There are easy solutions. For instance, jot down your medication names, both generic and brand names, and keep the list in your wallet. Note what each drug is for, the strength, and how often you take it. Also write down which doctor prescribes it. You can also use one of many apps to keep an updated medication list.
Take your medication on time
If your doctor has prescribed blood pressure medication, take it as prescribed, around the same time each day. If you are to take a pill once daily, it is assumed that that time will not vary significantly. Of course, the time may fluctuate slightly from day to day, but the variation should be minimal. Do not take it in the mornings sometimes, mid-afternoon on other days and just before bedtime At other times. This wide fluctuation not only leaves significant gaps of time when your blood pressure can rise sharply as a result of the drug essentially being metabolized out of your system, it can also cause a significant drop in blood pressure if the interval between doses is too short, such as if you take a pill late one night and then again first thing the next morning. The goal is consistency. Keeping the pressure within your blood vessels in a safe range throughout the day can decrease the potential for organ damage that may result from wide fluxes in blood pressure levels.

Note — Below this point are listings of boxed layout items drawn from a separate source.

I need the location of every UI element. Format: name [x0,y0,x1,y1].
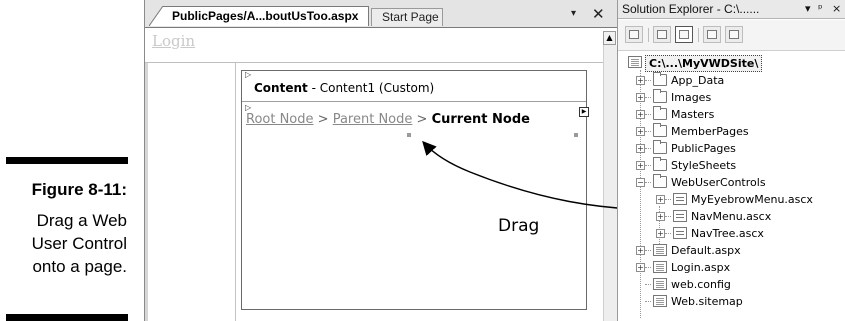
tree-item[interactable]: Web.sitemap [618,293,845,310]
tree-item[interactable]: + StyleSheets [618,157,845,174]
toolbar-separator [648,28,649,42]
tree-item-label: NavTree.ascx [691,227,764,240]
tree-item-label: Images [671,91,712,104]
tree-item-label: Default.aspx [671,244,741,257]
tree-connector [645,131,651,133]
config-file-icon [653,278,667,290]
tree-connector [665,233,671,235]
expand-icon[interactable]: + [636,161,645,170]
tree-item-label: MyEyebrowMenu.ascx [691,193,813,206]
tree-item[interactable]: + Default.aspx [618,242,845,259]
tree-connector [665,216,671,218]
refresh-icon[interactable] [653,26,671,43]
page-icon [653,244,667,256]
tree-item-label: App_Data [671,74,725,87]
panel-menu-icon[interactable]: ▾ [805,0,811,18]
tree-item-label: MemberPages [671,125,749,138]
close-panel-icon[interactable]: × [832,0,841,18]
tree-item-label: Web.sitemap [671,295,743,308]
properties-icon[interactable] [625,26,643,43]
pin-icon[interactable]: ᵖ [818,0,823,18]
tree-connector [665,199,671,201]
toolbar-separator [698,28,699,42]
tree-connector [645,97,651,99]
open-folder-icon [653,174,667,188]
collapse-icon[interactable]: − [636,178,645,187]
tree-item[interactable]: + NavTree.ascx [618,225,845,242]
expand-icon[interactable]: + [636,144,645,153]
sitemap-file-icon [653,295,667,307]
solution-explorer-toolbar [618,20,845,51]
tree-connector [645,250,651,252]
tree-connector [645,267,651,269]
view-designer-icon[interactable] [703,26,721,43]
user-control-icon [673,210,687,222]
expand-icon[interactable]: + [656,212,665,221]
folder-icon [653,157,667,171]
tree-item[interactable]: + MyEyebrowMenu.ascx [618,191,845,208]
user-control-icon [673,193,687,205]
tree-item[interactable]: + Images [618,89,845,106]
tree-connector [645,148,651,150]
tree-item[interactable]: + PublicPages [618,140,845,157]
expand-icon[interactable]: + [636,263,645,272]
tree-item[interactable]: + MemberPages [618,123,845,140]
tree-connector [645,114,651,116]
expand-icon[interactable]: + [636,127,645,136]
tree-item[interactable]: + Login.aspx [618,259,845,276]
tree-item-label: Login.aspx [671,261,731,274]
tree-item-label: Masters [671,108,715,121]
user-control-icon [673,227,687,239]
tree-connector [645,80,651,82]
expand-icon[interactable]: + [656,229,665,238]
tree-item-label: NavMenu.ascx [691,210,772,223]
tree-item[interactable]: web.config [618,276,845,293]
tree-item-label: PublicPages [671,142,736,155]
tree-root-label: C:\...\MyVWDSite\ [645,55,763,72]
solution-explorer: Solution Explorer - C:\...... ▾ ᵖ × C:\.… [617,0,845,321]
folder-icon [653,89,667,103]
folder-icon [653,140,667,154]
tree-root[interactable]: C:\...\MyVWDSite\ [618,54,845,72]
expand-icon[interactable]: + [636,246,645,255]
folder-icon [653,72,667,86]
copy-website-icon[interactable] [725,26,743,43]
tree-connector [645,301,651,303]
tree-item-label: web.config [671,278,731,291]
expand-icon[interactable]: + [636,93,645,102]
tree-item[interactable]: − WebUserControls [618,174,845,191]
nest-related-files-icon[interactable] [675,26,693,43]
folder-icon [653,123,667,137]
tree-item-label: WebUserControls [671,176,766,189]
expand-icon[interactable]: + [656,195,665,204]
expand-icon[interactable]: + [636,110,645,119]
panel-title: Solution Explorer - C:\...... [622,2,760,16]
tree-item[interactable]: + NavMenu.ascx [618,208,845,225]
tree-item[interactable]: + App_Data [618,72,845,89]
tree-item-label: StyleSheets [671,159,737,172]
tree-connector [645,182,651,184]
expand-icon[interactable]: + [636,76,645,85]
tree-connector [645,165,651,167]
page-icon [653,261,667,273]
tree-connector [645,284,651,286]
folder-icon [653,106,667,120]
tree-item[interactable]: + Masters [618,106,845,123]
website-icon [628,56,642,68]
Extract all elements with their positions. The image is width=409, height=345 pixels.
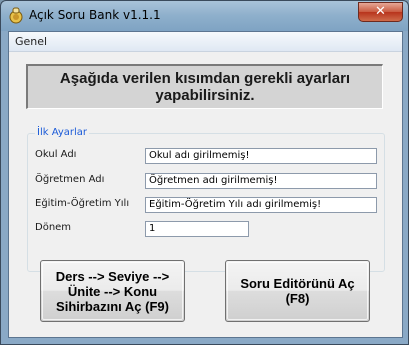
info-banner: Aşağıda verilen kısımdan gerekli ayarlar…	[26, 64, 383, 109]
settings-group-title: İlk Ayarlar	[35, 127, 90, 138]
term-field[interactable]: 1	[145, 221, 249, 237]
window-title: Açık Soru Bank v1.1.1	[29, 8, 161, 22]
academic-year-field[interactable]: Eğitim-Öğretim Yılı adı girilmemiş!	[145, 197, 377, 213]
school-name-label: Okul Adı	[35, 149, 77, 160]
academic-year-label: Eğitim-Öğretim Yılı	[35, 198, 130, 209]
open-editor-button[interactable]: Soru Editörünü Aç (F8)	[225, 260, 370, 322]
title-bar[interactable]: Açık Soru Bank v1.1.1 ✕	[1, 1, 408, 31]
term-label: Dönem	[35, 222, 72, 233]
open-wizard-label: Ders --> Seviye --> Ünite --> Konu Sihir…	[55, 269, 170, 314]
menu-bar: Genel	[9, 32, 402, 52]
teacher-name-field[interactable]: Öğretmen adı girilmemiş!	[145, 173, 377, 189]
close-icon: ✕	[375, 4, 386, 19]
open-editor-label: Soru Editörünü Aç (F8)	[240, 276, 355, 306]
app-window: Açık Soru Bank v1.1.1 ✕ Genel Aşağıda ve…	[0, 0, 409, 345]
app-icon	[9, 7, 23, 24]
teacher-name-label: Öğretmen Adı	[35, 174, 105, 185]
menu-item-genel[interactable]: Genel	[15, 35, 47, 48]
open-wizard-button[interactable]: Ders --> Seviye --> Ünite --> Konu Sihir…	[40, 260, 185, 322]
school-name-field[interactable]: Okul adı girilmemiş!	[145, 148, 377, 164]
close-button[interactable]: ✕	[358, 2, 403, 22]
banner-text: Aşağıda verilen kısımdan gerekli ayarlar…	[59, 70, 351, 104]
client-area: Genel Aşağıda verilen kısımdan gerekli a…	[8, 31, 403, 338]
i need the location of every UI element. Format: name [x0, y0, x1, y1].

If you mistakenly miss a pill, your pharmacist can tell you when you should take your next dose. Never just double up on pills on your own.
Get all of your medications filled at the same pharmacy
Tempting as it may be, resist the urge to use multiple pharmacies for convenience. If one doctor prescribes a medication for you, it is always safer to go that extra mile to drive to the pharmacy where you get medications from your other doctors. However, if you only take 1 or 2 medications and you can tell the pharmacist what they are, you may be safe getting your new prescription there on a one-time basis. Remember, however, that some medications have the potential to cause side effects that come to light long after you stop taking the medication. In addition, the potential for drug interactions must be considered, so it is always best to get all medications filled at the same place.
Get your medication refilled on time<\b>
Never risk running out of your blood pressure medications. Many a stroke and heart attack have occurred when people put off refilling their medication.